From the Guidelines
For this 70-year-old female with a traumatic hematoma of the left calf, I strongly recommend proceeding with a lower extremity venous ultrasound to rule out deep vein thrombosis (DVT) given her significant vascular risk factors, including history of CVA and carotid arterial dissection, as supported by the principles outlined in the diagnosis of deep vein thrombosis 1.
Given her complex medical history, including hypertension, hyperlipidemia, COPD, fungal lung infection, hypothyroidism, IBS, left carotid arterial dissection, and history of CVA, it is crucial to manage her condition carefully to prevent further complications. The presence of ecchymosis, tenderness, and a palpable lump following trauma are classic signs of a traumatic hematoma, but her vascular history necessitates a thorough evaluation for DVT.
Key considerations in her management include:
- Ruling out DVT with ultrasound, as the symptoms of DVT can sometimes be subtle and her risk factors increase the likelihood of this condition 1.
- Monitoring for compartment syndrome, given the potential for increased pressure within the muscle compartments of the leg.
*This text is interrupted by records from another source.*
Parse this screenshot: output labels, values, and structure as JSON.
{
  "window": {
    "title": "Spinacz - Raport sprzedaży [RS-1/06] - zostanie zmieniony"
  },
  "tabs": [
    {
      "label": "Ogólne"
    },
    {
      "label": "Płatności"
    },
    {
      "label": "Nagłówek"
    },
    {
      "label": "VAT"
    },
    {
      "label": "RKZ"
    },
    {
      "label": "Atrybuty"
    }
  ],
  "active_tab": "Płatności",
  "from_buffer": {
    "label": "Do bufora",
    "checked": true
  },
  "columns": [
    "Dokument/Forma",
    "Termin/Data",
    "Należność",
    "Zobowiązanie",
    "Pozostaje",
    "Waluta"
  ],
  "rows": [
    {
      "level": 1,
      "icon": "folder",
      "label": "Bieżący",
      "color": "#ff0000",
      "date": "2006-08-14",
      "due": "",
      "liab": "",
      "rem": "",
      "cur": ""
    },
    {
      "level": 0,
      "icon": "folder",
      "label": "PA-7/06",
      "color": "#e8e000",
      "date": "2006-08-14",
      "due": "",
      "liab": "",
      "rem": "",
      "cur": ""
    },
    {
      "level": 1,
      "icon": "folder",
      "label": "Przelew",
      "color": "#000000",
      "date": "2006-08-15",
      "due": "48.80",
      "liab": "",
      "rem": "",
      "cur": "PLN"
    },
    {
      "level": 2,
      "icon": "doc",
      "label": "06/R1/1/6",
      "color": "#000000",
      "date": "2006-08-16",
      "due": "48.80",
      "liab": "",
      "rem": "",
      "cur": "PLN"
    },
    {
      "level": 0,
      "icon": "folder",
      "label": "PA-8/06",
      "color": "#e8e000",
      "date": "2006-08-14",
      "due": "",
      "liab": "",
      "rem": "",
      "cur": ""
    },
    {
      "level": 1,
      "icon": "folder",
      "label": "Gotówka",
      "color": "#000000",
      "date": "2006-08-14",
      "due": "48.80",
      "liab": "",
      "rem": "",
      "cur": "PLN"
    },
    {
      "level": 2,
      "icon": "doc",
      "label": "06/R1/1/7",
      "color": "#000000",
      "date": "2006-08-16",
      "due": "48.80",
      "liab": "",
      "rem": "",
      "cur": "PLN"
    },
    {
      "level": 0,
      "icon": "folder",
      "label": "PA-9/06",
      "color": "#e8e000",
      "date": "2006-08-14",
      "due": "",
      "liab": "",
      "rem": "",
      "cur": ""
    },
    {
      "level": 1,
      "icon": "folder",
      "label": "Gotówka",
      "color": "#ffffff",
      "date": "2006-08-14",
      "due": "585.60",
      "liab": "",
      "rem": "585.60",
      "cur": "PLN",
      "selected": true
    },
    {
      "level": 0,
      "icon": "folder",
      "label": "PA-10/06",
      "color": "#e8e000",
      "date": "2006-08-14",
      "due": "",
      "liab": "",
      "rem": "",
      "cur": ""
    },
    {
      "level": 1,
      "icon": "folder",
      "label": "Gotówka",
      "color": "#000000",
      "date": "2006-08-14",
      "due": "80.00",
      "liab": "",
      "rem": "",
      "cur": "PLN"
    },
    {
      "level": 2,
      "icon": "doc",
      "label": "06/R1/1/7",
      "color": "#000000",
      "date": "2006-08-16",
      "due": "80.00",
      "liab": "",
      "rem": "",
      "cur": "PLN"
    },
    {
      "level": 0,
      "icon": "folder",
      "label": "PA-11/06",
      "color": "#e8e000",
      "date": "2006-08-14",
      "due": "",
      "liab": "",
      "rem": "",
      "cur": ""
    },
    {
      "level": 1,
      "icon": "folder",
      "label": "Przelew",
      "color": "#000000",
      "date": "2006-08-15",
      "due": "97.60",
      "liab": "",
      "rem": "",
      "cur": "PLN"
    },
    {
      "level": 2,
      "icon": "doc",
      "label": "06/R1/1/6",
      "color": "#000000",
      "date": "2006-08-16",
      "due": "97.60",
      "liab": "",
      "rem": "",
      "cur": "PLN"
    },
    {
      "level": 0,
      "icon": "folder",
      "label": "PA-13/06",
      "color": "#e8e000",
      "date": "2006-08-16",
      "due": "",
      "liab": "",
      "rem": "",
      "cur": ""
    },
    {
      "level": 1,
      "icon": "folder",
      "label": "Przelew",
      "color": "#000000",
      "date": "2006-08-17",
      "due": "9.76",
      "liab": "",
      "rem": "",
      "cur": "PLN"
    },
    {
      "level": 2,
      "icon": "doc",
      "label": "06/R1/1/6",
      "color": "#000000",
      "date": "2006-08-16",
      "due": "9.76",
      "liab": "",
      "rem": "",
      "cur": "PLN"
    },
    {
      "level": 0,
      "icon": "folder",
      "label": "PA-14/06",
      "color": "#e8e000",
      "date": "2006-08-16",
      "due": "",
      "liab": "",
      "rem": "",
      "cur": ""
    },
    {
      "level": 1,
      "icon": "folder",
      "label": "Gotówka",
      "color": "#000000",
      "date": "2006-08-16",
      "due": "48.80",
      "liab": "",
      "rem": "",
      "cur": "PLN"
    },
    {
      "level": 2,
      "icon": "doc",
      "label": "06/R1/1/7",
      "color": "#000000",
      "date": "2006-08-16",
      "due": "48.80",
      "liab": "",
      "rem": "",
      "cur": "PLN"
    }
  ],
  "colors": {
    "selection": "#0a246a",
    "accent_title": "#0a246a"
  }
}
- Reviewing her anticoagulation status carefully, considering her history of CVA and the need to balance the risk of thrombosis against the risk of bleeding.
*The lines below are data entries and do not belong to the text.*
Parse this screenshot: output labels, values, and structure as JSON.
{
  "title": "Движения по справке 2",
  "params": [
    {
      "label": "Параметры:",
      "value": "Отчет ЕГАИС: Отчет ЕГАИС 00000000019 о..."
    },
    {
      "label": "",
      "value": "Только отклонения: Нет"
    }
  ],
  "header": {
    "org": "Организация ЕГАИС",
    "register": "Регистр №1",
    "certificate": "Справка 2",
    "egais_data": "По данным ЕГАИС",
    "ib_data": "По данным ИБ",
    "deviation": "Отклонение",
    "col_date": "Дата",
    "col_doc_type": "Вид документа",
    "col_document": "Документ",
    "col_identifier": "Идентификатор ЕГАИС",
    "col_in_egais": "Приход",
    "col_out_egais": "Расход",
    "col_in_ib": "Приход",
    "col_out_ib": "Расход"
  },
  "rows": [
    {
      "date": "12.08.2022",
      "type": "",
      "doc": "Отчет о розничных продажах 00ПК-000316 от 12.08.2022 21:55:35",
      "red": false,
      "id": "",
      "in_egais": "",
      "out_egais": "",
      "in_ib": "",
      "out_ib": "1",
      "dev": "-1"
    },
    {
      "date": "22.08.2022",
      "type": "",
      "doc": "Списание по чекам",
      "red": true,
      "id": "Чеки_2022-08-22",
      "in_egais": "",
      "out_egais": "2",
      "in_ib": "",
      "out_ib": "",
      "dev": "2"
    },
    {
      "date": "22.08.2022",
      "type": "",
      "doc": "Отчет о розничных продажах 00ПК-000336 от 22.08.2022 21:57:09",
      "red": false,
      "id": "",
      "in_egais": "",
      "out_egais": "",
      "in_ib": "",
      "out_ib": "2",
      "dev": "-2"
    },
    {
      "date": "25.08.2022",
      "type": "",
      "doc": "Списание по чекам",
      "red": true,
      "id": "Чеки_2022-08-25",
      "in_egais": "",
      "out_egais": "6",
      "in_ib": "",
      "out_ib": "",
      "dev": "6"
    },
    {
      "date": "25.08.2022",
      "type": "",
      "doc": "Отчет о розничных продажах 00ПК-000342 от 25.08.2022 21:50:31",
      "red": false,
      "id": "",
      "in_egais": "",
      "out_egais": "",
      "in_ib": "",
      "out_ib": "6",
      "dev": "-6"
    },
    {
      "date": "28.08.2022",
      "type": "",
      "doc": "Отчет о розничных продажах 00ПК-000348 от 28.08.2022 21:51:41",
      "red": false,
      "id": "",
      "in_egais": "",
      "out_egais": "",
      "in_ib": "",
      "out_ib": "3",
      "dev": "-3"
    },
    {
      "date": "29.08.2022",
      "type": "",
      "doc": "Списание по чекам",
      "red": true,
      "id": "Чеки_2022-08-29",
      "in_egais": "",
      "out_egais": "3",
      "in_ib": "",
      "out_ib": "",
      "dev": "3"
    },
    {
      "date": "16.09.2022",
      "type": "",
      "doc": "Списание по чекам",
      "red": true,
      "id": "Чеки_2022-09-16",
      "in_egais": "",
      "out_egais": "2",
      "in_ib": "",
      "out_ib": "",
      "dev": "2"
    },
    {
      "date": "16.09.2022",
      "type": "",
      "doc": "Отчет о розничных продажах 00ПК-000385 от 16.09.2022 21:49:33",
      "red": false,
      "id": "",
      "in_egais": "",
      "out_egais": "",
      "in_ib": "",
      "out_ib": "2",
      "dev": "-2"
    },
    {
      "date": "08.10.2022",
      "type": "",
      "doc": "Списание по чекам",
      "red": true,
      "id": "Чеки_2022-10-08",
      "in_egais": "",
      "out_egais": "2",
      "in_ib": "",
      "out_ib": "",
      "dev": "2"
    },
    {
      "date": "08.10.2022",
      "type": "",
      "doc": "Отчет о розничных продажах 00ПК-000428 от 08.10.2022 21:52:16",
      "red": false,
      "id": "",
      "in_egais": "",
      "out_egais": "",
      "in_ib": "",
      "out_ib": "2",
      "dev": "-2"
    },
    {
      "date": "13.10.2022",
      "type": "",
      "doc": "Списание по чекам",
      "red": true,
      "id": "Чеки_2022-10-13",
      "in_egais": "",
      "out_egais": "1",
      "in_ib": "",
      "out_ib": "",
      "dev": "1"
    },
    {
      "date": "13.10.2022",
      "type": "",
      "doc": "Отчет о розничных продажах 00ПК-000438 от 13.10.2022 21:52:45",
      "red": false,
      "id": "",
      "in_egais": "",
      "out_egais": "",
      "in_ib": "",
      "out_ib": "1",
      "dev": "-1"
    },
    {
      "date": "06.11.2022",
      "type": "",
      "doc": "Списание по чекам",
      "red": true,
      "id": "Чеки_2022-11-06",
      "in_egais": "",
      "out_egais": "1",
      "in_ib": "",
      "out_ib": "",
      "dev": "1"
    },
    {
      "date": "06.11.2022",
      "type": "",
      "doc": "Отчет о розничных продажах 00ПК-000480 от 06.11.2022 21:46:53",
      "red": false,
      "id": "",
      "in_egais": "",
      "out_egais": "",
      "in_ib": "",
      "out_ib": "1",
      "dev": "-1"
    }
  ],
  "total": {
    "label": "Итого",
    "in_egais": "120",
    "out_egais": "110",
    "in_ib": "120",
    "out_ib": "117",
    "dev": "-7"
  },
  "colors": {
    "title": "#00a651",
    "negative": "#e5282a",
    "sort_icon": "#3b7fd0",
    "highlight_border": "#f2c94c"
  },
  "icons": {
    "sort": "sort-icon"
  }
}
The initial treatment should focus on the RICE protocol:
- Rest to avoid further injury to the affected area.
- Ice application for 20 minutes every 2-3 hours to reduce pain and inflammation.
- Compression with an elastic bandage to help reduce swelling.
- Elevation of the affected leg above heart level when possible to decrease swelling.
For pain management, acetaminophen 500-1000mg every 6 hours as needed is recommended, avoiding NSAIDs due to the potential bleeding risk associated with her vascular history. Her anticoagulation regimen should be continued as prescribed, with careful monitoring for any signs of bleeding or thrombosis.
Follow-up in 1-2 weeks is essential to ensure the appropriate resolution of the hematoma and to assess for any complications. Discharge instructions should include returning immediately if she experiences increasing pain, swelling, warmth, redness, numbness, tingling, or inability to move the leg, which could indicate compartment syndrome or DVT development. This approach addresses both the immediate traumatic injury and her complex vascular history, minimizing the risk of morbidity, mortality, and impact on quality of life.
From the Research
Diagnosis and Treatment
- The patient's symptoms, including ecchymosis, tenderness, and palpable lump following trauma, are classic signs of a traumatic hematoma of the left calf 2.
- Given her vascular history, it is essential to rule out DVT with ultrasound and monitor for compartment syndrome, as seen in cases where compartment syndrome can occur spontaneously and in any compartment of the body 3.
- The patient's anticoagulation status should be reviewed, considering her history of CVA, and treatment should include rest, ice, compression, elevation, and pain management.
Compartment Syndrome and Anticoagulation
- Compartment syndrome is a condition that can cause vascular compromise, leading to ischemia and possible necrosis, and can occur after a traumatic event or spontaneously 3.
- The management of anticoagulation agents in trauma patients is crucial, and clinicians must be aware of drug mechanisms, assays to determine drug activity, and appropriate reversal strategies for patients on anticoagulants 4.
- The use of duplex ultrasound screening can detect high rates of deep vein thromboses in critically ill trauma patients, and it is recommended to screen all critically ill trauma patients for DVT, regardless of injury pattern or pharmacologic prophylaxis 5.
Traumatic Coagulopathy
- Traumatic coagulopathy is a multifactorial condition that can occur after trauma, and disseminated intravascular coagulation (DIC) with the fibrinolytic phenotype is the predominant and initiative pathogenesis of coagulopathy at the early stage of trauma 6.
- The treatment of DIC involves the surgical repair of the trauma, improvement of shock, and the rapid and sufficient replacement of platelet concentrate, fresh frozen plasma, and depleted coagulation factors, as well as the administration of an antifibrinolytic agent (tranexamic acid) to reduce the risk of death in bleeding trauma patients 6.